NICB reviewed slip and fall claims referred between January 1, 2010 and December 31, 2011 and found an increase of of 12 percent in questionable claims referrals.
In 2010, there were 1,944 referrals; in 2011, there were 2,168.
The five states generating the most slip and fall questionable claims from 2010-2011 were: California (667); New York (280); Texas (245); Illinois (230) and Florida (286). The five cities were: New York (134); Los Angeles (127); Philadelphia (99); Chicago (63) and Las Vegas (62).
Without any doubt these kinds of accidents occur and innocent people sustain serious injuries as a result. That’s why most people and business owners carry insurance.
Unfortunately, there is a criminal element that sees slip-and-falls as an easy way to obtain money.
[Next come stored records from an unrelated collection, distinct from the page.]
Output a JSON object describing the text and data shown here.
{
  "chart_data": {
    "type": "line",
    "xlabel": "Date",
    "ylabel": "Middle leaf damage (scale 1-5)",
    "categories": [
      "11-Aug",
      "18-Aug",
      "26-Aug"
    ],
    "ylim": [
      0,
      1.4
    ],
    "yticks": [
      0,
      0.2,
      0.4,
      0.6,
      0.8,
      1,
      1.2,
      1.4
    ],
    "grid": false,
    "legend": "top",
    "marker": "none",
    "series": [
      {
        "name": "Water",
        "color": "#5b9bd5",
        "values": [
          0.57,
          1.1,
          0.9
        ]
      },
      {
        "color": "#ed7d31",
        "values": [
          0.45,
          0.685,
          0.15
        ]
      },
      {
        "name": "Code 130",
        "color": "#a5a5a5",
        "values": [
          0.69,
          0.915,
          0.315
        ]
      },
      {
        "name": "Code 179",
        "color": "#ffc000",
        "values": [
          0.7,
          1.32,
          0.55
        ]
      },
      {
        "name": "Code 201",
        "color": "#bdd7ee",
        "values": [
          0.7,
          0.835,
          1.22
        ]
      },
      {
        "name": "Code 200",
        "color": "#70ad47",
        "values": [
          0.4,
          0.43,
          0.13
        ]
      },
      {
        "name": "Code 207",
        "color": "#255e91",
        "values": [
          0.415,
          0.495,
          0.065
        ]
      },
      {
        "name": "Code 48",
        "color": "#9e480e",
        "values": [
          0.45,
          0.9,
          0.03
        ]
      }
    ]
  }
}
Although many of these incidents are attempted against large businesses, NICB has learned of several attempts to extort money from small retail operators using the threat of slip-and-fall litigation to obtain cash payments from shop owners. In this example, a slip-and-fall artist fakes an injury at a small retail shop then tells the store owner that he will need medical treatment.
After a period of time, the “injured” person returns to the store to inform the shopkeeper that his out-of-pocket medical bills were, say, $1,500 and that he has no choice but to sue for reimbursement. At some point the store owner is told that he can pay that amount in cash to the victim and the victim will consider it a closed matter. This “pay-and-forget” option is often viewed by shopkeepers as an easy way out of a potentially costly mess. Unfortunately, it encourages more fraud.
Most of these slip-and-fall extortions are never reported to law enforcement or to insurance companies making it very difficult to gauge the extent of the problem.